Insider buying has also alerted executives to
(1882.Hong Kong), Taiwan’s largest manufacturer of plastic injection molding machines. Supply chain bottlenecks weighed on the stock price, and in January they bought around HK$21 ($2.68) per share, close to where insiders bought, a price between five to six times their normalized Ebit estimates. Wyckoff says the valuation multiple should be at least 10-11 times, implying a stock value of HK$28-30.
|1 year||5 years||10 years|
|Great foreign value||-11.6||2.4||4.7|
|top 10 holdings|
|Company / Symbol||% actives|
|Nestlé / NESN.Switzerland||5.3%|
|Diageo / DGE.FR||4.6|
|CNH Industrial / CNHI||3.7|
|Roche Holding / ROG.Switzerland||3.7|
|Berkshire Hathaway / BRK.A||3.5|
|Alphabet / GOOGL||3.3|
|TotalEnergies / TTE.France||3.1|
|United Overseas Bank / UOB.Singapore||3.1|
|GlaxoSmithKline / GSK.UK||2.9|
|SCOR / SCR.France||2.9|
Note: Holdings as of March 31. Returns through May 9; five- and ten-year returns are annualized.
Sources: Morningstar; Tweedy Browne
The fund has a 42% exposure to Europe but has little direct exposure to Russia and Ukraine. The war will have an indirect impact on holdings such as the Swedish automotive supplier
(ALV), says Shrager, since Ukraine was a major manufacturer of car harnesses. Rising raw material costs across the board could eventually flatten the operating profit of European industrial companies in the near term, he says. In general, Tweedy analysts always calculate the earnings power impact of rising input costs for all businesses.
The overall impact of inflation may be less of a concern for a value fund because it holds mature companies with cash flow, but it’s still a concern.
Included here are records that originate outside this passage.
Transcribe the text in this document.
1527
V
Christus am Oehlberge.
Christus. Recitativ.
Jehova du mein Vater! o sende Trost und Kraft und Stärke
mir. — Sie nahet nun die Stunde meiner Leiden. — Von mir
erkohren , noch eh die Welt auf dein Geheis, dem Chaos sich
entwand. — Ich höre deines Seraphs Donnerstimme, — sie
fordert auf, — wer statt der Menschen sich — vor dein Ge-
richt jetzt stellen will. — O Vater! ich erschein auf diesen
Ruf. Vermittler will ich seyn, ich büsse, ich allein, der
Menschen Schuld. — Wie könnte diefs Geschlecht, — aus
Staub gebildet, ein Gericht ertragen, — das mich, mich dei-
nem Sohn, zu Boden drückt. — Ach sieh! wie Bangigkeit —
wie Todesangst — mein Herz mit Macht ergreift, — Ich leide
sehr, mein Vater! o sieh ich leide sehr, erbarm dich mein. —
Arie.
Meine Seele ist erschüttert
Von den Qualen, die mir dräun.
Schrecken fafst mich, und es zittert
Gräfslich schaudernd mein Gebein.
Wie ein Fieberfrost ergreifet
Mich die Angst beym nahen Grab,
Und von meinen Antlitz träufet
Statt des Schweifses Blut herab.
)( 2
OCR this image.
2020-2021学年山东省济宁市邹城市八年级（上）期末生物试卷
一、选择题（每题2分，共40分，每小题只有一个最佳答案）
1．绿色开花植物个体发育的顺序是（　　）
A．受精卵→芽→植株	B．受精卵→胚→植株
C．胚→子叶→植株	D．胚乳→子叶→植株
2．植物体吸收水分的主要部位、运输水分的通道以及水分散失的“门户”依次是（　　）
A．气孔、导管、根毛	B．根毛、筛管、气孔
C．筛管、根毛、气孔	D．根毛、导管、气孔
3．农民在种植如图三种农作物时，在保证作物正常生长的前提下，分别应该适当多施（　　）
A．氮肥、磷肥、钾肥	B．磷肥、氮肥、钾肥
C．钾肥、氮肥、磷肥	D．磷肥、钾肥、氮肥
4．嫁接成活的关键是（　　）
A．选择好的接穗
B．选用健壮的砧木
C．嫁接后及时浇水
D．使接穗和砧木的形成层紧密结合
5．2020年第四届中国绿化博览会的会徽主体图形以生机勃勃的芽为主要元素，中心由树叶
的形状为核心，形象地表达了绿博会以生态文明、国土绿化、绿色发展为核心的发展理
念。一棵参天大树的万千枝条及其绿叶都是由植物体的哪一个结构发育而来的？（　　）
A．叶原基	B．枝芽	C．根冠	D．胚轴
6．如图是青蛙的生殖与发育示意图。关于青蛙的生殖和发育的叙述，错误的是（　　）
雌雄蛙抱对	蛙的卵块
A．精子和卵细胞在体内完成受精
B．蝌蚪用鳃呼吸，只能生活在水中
Shrager says they are looking at their holdings to see which companies have the power to set prices to pass on higher costs, which should make up a large portion of their holdings.
Stock markets are expected to face tough times as they adjust to the Federal Reserve’s rate hikes, Wyckoff said. Still, he notes that when markets falter, the fund’s conservative strategy gains the most traction against its benchmark, thanks to its holdings’ strong balance sheets.